Linux will gently push you towards better understanding of what's going on behind the curtain.

The hard disk drive is the physical device that stores data. You can run commands like 'dmesg | grep sda', 'dmesg | grep sdb' etc as root to get some info about the size of your devices. Here sda/sdb/and so on are generic names for this kind of devices in Linux.

The next step after using an empty hard drive is to partition it: as in split it to a couple of parts. You do that in Windows too when installing the system, but please don't think by analogy, because partitioning a hard drive isn't exactly creating those c:, d:, e: drives that you see in Windows. More details about it below.

To see the partitioning of your hard drive you can do 'fdisk -l /dev/sda' - this is a read-only operation that only displays the layout, but again, you need to run it as root. Or you can do 'gdisk -l /dev/sda' instead, if you use GPT instead of legacy MBR. More details about it here: https://en.wikipedia.org/wiki/Master_boot_record , https://en.wikipedia.org/wiki/GUID_Partition_Table but don't get too stressed if you encounter things you don't understand there. Learning is a process where you often need to know over a thing multiple times to be able to understand it. You can also use an interactive tool instead, like cfdisk/cgdisk (but since it is interactive, the risk of messing up things increases!). Just run the tool (as root as well) with the device name as argument 'cfdisk /dev/sda' or 'cgdisk /dev/sda', have a look at the info it displays then use the arrows on your keyboard to navigate to the [Quit] button. You can also use a GUI tool like gparted, but it might not be available by default, you may need to install it first.

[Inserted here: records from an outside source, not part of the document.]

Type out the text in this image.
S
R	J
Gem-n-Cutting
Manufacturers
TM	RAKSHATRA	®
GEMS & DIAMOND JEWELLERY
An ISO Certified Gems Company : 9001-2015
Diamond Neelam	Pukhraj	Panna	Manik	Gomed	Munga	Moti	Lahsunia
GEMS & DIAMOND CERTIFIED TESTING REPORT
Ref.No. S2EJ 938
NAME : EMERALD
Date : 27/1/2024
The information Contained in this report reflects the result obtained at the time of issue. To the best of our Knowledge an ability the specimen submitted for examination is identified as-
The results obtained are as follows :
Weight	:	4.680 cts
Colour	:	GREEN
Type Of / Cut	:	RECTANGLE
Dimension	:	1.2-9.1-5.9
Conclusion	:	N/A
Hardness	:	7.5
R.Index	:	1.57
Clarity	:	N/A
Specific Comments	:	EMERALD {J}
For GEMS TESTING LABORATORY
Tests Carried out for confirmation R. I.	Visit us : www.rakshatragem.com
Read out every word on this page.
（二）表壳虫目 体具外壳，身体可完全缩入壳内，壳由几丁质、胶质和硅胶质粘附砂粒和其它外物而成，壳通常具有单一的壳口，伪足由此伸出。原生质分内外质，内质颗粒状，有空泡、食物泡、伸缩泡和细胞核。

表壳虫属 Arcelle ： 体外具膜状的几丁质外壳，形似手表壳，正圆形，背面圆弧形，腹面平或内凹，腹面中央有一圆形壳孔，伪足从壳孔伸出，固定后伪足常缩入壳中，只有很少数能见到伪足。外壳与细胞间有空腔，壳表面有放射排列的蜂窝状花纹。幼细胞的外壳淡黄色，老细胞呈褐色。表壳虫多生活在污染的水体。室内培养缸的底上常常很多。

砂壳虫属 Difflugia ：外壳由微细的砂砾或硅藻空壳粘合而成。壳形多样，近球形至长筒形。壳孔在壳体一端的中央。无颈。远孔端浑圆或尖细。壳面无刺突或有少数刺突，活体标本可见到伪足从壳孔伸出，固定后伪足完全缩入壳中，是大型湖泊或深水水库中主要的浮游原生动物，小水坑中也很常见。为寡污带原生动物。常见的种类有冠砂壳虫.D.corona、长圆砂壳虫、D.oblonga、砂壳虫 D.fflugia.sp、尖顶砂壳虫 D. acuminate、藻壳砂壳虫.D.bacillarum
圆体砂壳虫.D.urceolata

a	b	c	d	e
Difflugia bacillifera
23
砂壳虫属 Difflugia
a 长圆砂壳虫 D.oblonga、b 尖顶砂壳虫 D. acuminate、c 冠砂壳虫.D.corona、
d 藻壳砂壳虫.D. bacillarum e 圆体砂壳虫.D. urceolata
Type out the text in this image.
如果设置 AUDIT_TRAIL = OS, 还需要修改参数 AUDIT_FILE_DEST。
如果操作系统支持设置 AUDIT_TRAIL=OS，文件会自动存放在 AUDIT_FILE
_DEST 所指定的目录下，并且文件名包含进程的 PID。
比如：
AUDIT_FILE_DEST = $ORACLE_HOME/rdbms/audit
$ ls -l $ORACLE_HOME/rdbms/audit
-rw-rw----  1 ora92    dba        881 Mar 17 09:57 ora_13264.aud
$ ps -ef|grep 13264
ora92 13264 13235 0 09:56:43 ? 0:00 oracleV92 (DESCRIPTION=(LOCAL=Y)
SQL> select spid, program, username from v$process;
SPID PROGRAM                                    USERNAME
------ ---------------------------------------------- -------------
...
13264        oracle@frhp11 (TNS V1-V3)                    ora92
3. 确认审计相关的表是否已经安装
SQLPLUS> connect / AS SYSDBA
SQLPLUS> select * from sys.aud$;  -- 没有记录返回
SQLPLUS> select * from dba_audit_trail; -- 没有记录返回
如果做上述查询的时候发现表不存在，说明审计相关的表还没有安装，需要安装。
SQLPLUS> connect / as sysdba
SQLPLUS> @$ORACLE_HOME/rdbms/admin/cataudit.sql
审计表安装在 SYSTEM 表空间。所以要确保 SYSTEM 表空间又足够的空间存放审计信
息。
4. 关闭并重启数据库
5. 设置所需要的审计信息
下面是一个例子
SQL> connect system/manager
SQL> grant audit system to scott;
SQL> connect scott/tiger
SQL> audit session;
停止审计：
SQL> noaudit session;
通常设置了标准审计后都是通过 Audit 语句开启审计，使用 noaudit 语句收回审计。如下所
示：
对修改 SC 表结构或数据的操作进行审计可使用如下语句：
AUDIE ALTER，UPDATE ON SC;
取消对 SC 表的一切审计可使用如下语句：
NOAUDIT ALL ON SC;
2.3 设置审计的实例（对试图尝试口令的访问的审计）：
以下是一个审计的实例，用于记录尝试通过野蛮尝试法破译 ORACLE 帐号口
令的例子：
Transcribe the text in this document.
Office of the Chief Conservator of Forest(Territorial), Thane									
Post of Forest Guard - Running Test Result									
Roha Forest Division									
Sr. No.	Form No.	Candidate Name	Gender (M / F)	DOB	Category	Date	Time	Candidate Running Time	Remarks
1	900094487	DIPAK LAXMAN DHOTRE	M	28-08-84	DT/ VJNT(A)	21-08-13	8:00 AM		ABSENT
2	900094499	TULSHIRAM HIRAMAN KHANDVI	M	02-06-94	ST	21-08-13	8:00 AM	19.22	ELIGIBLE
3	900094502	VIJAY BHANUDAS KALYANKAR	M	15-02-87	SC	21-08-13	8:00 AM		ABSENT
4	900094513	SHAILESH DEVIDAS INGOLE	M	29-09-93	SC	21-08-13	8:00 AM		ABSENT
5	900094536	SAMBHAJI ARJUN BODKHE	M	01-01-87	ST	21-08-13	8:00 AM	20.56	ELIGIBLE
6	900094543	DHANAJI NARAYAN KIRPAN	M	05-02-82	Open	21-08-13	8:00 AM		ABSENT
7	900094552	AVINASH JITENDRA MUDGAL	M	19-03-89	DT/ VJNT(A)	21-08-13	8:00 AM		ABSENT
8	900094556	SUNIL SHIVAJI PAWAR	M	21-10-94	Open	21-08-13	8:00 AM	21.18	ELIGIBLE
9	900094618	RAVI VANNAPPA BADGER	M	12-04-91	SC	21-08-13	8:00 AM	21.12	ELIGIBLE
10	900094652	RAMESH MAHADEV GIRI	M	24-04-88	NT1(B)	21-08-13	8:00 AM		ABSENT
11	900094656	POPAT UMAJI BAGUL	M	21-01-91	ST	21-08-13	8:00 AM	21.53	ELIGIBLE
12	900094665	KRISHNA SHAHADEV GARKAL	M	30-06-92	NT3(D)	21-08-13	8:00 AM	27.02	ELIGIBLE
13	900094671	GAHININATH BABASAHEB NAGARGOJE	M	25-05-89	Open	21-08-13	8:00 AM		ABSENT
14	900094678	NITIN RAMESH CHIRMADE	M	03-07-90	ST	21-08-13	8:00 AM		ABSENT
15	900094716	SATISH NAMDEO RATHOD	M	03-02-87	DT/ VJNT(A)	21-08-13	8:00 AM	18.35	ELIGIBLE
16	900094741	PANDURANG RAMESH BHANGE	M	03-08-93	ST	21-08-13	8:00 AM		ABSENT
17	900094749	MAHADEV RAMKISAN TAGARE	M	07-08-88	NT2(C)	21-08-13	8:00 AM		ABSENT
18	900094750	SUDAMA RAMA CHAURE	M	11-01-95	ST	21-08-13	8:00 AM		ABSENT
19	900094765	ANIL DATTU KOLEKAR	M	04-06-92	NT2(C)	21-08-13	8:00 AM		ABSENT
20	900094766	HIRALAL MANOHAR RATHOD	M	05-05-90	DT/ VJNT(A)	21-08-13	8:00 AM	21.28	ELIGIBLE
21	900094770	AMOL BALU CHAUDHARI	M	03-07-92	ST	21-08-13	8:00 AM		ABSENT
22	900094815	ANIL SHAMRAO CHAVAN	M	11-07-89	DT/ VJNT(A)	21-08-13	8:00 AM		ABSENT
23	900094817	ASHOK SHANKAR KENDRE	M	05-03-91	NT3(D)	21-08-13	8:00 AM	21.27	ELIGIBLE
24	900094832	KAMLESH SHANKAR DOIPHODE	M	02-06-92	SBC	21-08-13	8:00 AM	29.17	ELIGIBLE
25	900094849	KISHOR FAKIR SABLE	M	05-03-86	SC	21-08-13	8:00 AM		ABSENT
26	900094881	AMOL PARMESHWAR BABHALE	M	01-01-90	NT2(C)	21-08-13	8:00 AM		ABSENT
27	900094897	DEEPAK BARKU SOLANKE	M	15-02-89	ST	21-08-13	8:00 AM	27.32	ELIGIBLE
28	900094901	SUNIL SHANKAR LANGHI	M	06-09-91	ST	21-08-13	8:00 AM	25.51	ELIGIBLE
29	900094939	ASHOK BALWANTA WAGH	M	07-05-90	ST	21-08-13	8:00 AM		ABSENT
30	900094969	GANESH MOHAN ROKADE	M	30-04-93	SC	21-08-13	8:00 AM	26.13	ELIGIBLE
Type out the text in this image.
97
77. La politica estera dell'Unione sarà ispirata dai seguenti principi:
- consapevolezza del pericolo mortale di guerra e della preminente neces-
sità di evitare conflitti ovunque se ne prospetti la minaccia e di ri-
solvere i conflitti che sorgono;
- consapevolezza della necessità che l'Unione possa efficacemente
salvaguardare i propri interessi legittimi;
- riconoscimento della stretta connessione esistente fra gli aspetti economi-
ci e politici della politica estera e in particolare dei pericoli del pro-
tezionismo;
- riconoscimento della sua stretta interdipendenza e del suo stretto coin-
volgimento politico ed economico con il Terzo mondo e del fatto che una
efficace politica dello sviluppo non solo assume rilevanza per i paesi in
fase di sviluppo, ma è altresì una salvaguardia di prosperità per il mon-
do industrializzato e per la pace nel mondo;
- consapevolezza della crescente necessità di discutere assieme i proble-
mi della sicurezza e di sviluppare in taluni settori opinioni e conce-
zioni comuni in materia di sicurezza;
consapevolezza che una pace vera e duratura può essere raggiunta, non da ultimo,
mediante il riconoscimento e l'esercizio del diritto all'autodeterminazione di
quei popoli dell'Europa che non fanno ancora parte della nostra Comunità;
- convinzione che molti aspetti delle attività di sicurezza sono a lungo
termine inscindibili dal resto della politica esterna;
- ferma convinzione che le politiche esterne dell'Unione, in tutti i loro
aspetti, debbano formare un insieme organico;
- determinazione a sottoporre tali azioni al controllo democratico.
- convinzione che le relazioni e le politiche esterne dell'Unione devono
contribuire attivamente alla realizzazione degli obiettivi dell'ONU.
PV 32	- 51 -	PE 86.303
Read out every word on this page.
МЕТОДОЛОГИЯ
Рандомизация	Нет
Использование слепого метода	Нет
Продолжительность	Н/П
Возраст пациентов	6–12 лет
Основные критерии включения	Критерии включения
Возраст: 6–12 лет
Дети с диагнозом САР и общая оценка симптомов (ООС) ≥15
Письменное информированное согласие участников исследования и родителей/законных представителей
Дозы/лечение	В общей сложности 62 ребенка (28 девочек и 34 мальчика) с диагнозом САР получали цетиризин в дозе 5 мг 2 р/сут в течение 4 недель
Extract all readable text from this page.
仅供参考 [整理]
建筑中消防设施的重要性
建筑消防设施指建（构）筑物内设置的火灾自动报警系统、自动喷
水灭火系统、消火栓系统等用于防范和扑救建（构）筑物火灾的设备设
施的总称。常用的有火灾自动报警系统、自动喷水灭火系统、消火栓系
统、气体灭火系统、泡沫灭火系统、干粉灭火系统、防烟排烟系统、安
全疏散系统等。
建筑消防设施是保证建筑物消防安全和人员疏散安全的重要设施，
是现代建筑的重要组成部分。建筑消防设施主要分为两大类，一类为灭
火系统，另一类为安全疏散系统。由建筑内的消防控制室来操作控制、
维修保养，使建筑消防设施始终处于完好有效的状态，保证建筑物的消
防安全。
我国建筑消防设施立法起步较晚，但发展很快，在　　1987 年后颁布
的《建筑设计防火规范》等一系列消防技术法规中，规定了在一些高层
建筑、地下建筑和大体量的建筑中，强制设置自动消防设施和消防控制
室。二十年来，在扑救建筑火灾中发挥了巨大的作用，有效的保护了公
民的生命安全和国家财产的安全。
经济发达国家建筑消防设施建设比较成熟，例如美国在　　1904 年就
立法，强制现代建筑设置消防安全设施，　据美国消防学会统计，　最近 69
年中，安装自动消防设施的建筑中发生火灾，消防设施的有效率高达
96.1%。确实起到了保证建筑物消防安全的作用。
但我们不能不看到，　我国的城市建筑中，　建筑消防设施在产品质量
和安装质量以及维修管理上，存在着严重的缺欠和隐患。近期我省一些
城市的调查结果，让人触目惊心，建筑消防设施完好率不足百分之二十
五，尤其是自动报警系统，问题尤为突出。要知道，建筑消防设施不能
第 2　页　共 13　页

Once you have a hard drive partitioned, you still can't make files and directories on it. For that, you need to add another layer on top of your partitions that is called filesystem. As usual, wikipedia is a good starting point: https://en.wikipedia.org/wiki/File_system . In Linux, filesystems are made with mkfs. You can type 'man mkfs' and have a look, even if most likely it's not too newbie friendly.

If you go back to what I said above, Windows (and if I remember correctly, gparted too) actually does these things at the same time.

There are more advanced setups than static size partitions, feel free to have a look at https://en.wikipedia.org/wiki/Logica...Manager_(Linux), but as a new user you are unlikely to need this from the start.

Once you get past this, the next step would be to learn that Linux uses a different naming scheme, so it doesn't have those c:, d:, e: names that are common to you. 'man hier' is a good starting point for this.